Dalam kehidupan sehari-hari, betapa seringnya kita disuguhi beragam kemungkaran: dari kenakalan remaja, kekerasan mahasiswa (seperti terjadi di IPDN), narkoba yang tak terbendung alirannya, hingga hingar-bingarnya klub-klub malam, yang konon lebih mudah mendapat izin ketimbang mengurus perizinan pendirian tempat ibadah, terutama gereja.

Bagaimana melihat ini? Dalam kajian hadit terdahulu ada tuntutan untuk mengubahnya dengan tangan (perbuatan), jika tak mampu lakukan dengan perkataan, jika tak mampu cukup dengan (mengingkarinya dalam) hati. Yang terakhir ini ditengarai sebagai bentuk keimanan yang paling rendah.

Nah, hadis di atas sebenarnya hendak memperkuat hadis sebelumnya. Jika kita membiarkan begitu saja setiap kemungkaran yang terjadi di sekitar kita, itu pertanda hati kita telah mencair. Demikian kata Rasulullah saw.

Seringpula kita saksikan, ada sejumlah kelompok organisasi keagamaan yang dengan semangat jihad turun ke jalan menyusuri tempat-tempat maksiat, menyisir para “pelaku maksiat”, dan menghukumnya dengan cara mereka sendiri.
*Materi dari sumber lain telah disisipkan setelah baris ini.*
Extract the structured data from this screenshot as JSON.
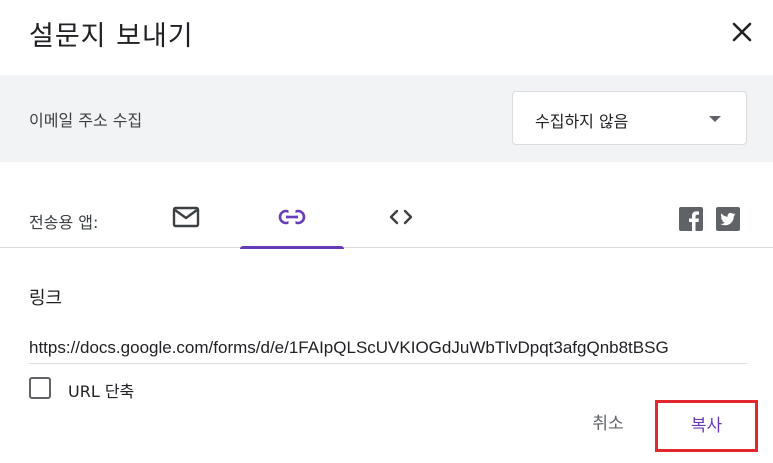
{
  "dialog": {
    "title": "설문지 보내기"
  },
  "email_collection": {
    "label": "이메일 주소 수집",
    "selected_option": "수집하지 않음"
  },
  "send_via": {
    "label": "전송용 앱:",
    "tabs": [
      {
        "name": "email",
        "icon": "mail-icon",
        "active": false
      },
      {
        "name": "link",
        "icon": "link-icon",
        "active": true
      },
      {
        "name": "embed",
        "icon": "code-icon",
        "active": false
      }
    ],
    "active_color": "#673ab7",
    "social": [
      "facebook-icon",
      "twitter-icon"
    ]
  },
  "link_panel": {
    "heading": "링크",
    "url": "https://docs.google.com/forms/d/e/1FAIpQLScUVKIOGdJuWbTlvDpqt3afgQnb8tBSG",
    "shorten_label": "URL 단축",
    "shorten_checked": false
  },
  "actions": {
    "cancel_label": "취소",
    "copy_label": "복사",
    "highlight_color": "#e0282e"
  }
}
Tak jarang, bahkan sering, cara-cara yang mereka pergunakan justru mencoreng nama baik Islam itu sendiri.

Mereka merusak tempat-tempat hiburan, melakukan kekerasan terhadap pelaku kemaksiatan, dan dampak lainnya adalah menimbulkan rasa ketakutan, ketidaknyamanan bagi masyarakat sekitar.
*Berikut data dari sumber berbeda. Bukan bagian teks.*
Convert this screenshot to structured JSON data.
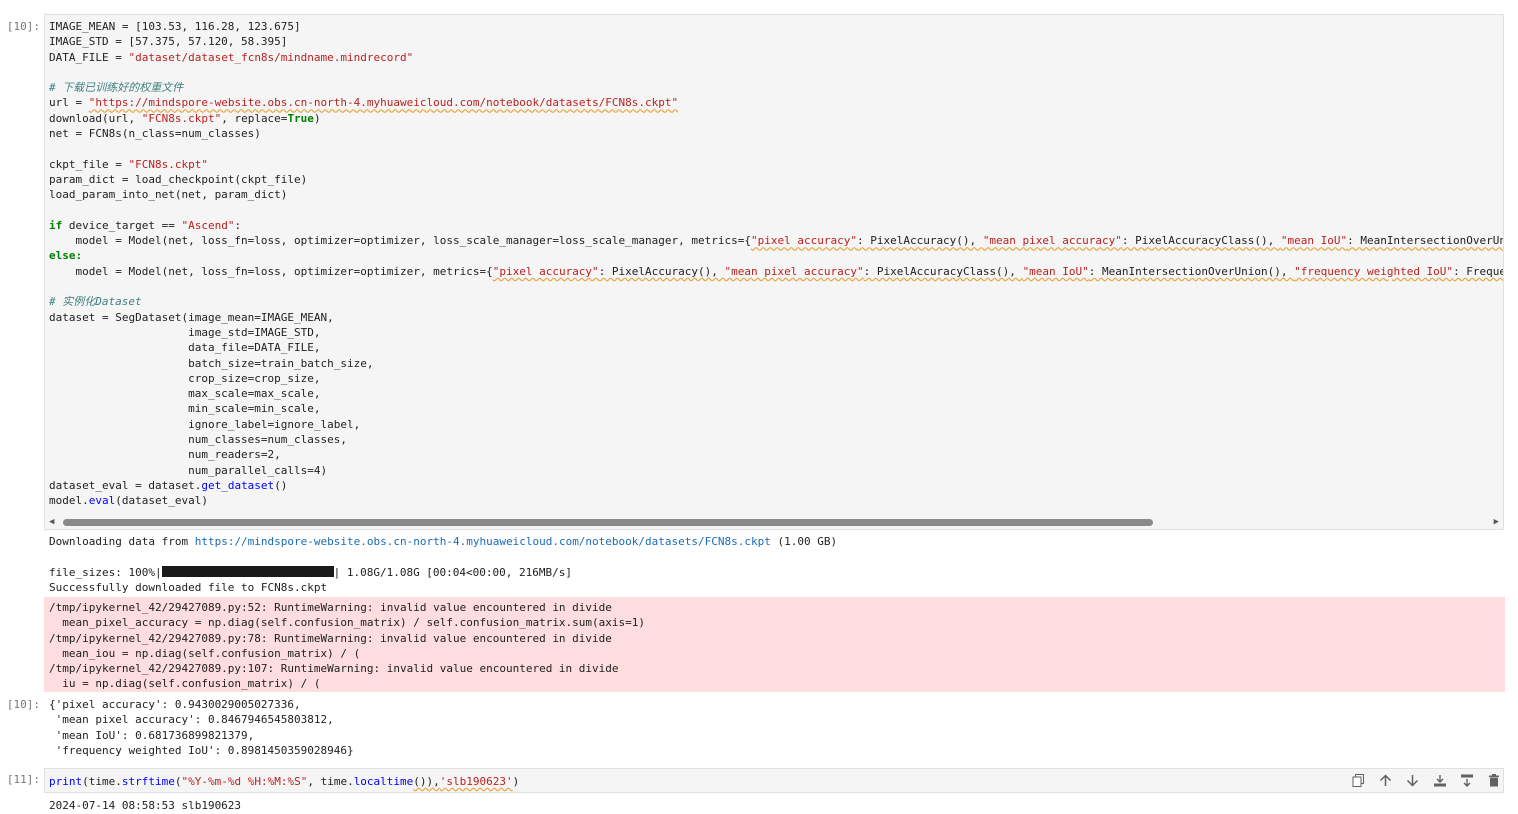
{
  "cells": {
    "c10": {
      "prompt": "[10]:",
      "code": {
        "l1": "IMAGE_MEAN = [103.53, 116.28, 123.675]",
        "l2": "IMAGE_STD = [57.375, 57.120, 58.395]",
        "l3a": "DATA_FILE = ",
        "l3b": "\"dataset/dataset_fcn8s/mindname.mindrecord\"",
        "l5": "# 下载已训练好的权重文件",
        "l6a": "url = ",
        "l6b": "\"https://mindspore-website.obs.cn-north-4.myhuaweicloud.com/notebook/datasets/FCN8s.ckpt\"",
        "l7a": "download(url, ",
        "l7b": "\"FCN8s.ckpt\"",
        "l7c": ", replace=",
        "l7d": "True",
        "l7e": ")",
        "l8": "net = FCN8s(n_class=num_classes)",
        "l10a": "ckpt_file = ",
        "l10b": "\"FCN8s.ckpt\"",
        "l11": "param_dict = load_checkpoint(ckpt_file)",
        "l12": "load_param_into_net(net, param_dict)",
        "l14a": "if",
        "l14b": " device_target == ",
        "l14c": "\"Ascend\"",
        "l14d": ":",
        "l15a": "    model = Model(net, loss_fn=loss, optimizer=optimizer, loss_scale_manager=loss_scale_manager, metrics={",
        "l15b": "\"pixel accuracy\"",
        "l15c": ": PixelAccuracy(), ",
        "l15d": "\"mean pixel accuracy\"",
        "l15e": ": PixelAccuracyClass(), ",
        "l15f": "\"mean IoU\"",
        "l15g": ": MeanIntersectionOverUnion(),",
        "l16": "else:",
        "l17a": "    model = Model(net, loss_fn=loss, optimizer=optimizer, metrics={",
        "l17b": "\"pixel accuracy\"",
        "l17c": ": PixelAccuracy(), ",
        "l17d": "\"mean pixel accuracy\"",
        "l17e": ": PixelAccuracyClass(), ",
        "l17f": "\"mean IoU\"",
        "l17g": ": MeanIntersectionOverUnion(), ",
        "l17h": "\"frequency weighted IoU\"",
        "l17i": ": FrequencyWei",
        "l19": "# 实例化Dataset",
        "l20": "dataset = SegDataset(image_mean=IMAGE_MEAN,",
        "l21": "                     image_std=IMAGE_STD,",
        "l22": "                     data_file=DATA_FILE,",
        "l23": "                     batch_size=train_batch_size,",
        "l24": "                     crop_size=crop_size,",
        "l25": "                     max_scale=max_scale,",
        "l26": "                     min_scale=min_scale,",
        "l27": "                     ignore_label=ignore_label,",
        "l28": "                     num_classes=num_classes,",
        "l29": "                     num_readers=2,",
        "l30": "                     num_parallel_calls=4)",
        "l31a": "dataset_eval = dataset.",
        "l31b": "get_dataset",
        "l31c": "()",
        "l32a": "model.",
        "l32b": "eval",
        "l32c": "(dataset_eval)"
      },
      "stdout": {
        "dl_prefix": "Downloading data from ",
        "dl_url": "https://mindspore-website.obs.cn-north-4.myhuaweicloud.com/notebook/datasets/FCN8s.ckpt",
        "dl_suffix": " (1.00 GB)",
        "prog_prefix": "file_sizes: 100%|",
        "prog_suffix": "| 1.08G/1.08G [00:04<00:00, 216MB/s]",
        "progress_fraction": 1.0,
        "success": "Successfully downloaded file to FCN8s.ckpt"
      },
      "stderr": [
        "/tmp/ipykernel_42/29427089.py:52: RuntimeWarning: invalid value encountered in divide",
        "  mean_pixel_accuracy = np.diag(self.confusion_matrix) / self.confusion_matrix.sum(axis=1)",
        "/tmp/ipykernel_42/29427089.py:78: RuntimeWarning: invalid value encountered in divide",
        "  mean_iou = np.diag(self.confusion_matrix) / (",
        "/tmp/ipykernel_42/29427089.py:107: RuntimeWarning: invalid value encountered in divide",
        "  iu = np.diag(self.confusion_matrix) / ("
      ],
      "result_prompt": "[10]:",
      "result": [
        "{'pixel accuracy': 0.9430029005027336,",
        " 'mean pixel accuracy': 0.8467946545803812,",
        " 'mean IoU': 0.681736899821379,",
        " 'frequency weighted IoU': 0.8981450359028946}"
      ]
    },
    "c11": {
      "prompt": "[11]:",
      "code": {
        "a": "print",
        "b": "(time.",
        "c": "strftime",
        "d": "(",
        "e": "\"%Y-%m-%d %H:%M:%S\"",
        "f": ", time.",
        "g": "localtime",
        "h": "()),",
        "i": "'slb190623'",
        "j": ")"
      },
      "output": "2024-07-14 08:58:53 slb190623"
    }
  },
  "toolbar": {
    "icons": [
      "duplicate-icon",
      "arrow-up-icon",
      "arrow-down-icon",
      "insert-above-icon",
      "insert-below-icon",
      "delete-icon"
    ]
  }
}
Secara teologis, sebenarnya kita bisa maklum, bahwa mereka tengah mengamalkan perintah dalam hadis-hadis sebagaimana kita bahas sebelumnya dan kali ini.

Tetapi di negeri ini juga punya aturan. Ada aparat yang berwenang untuk melakukan itu. Memang aparat pemerintah nampak kurang cekatan. Malah terkadang terlihat membiarkan berbagai bentuk kemaksiatan itu. Sehingga sebagian masyarakat menaruh curiga, aparat menjadi backing dari usaha maksiat itu. Benarkah? Wallahu a’lam.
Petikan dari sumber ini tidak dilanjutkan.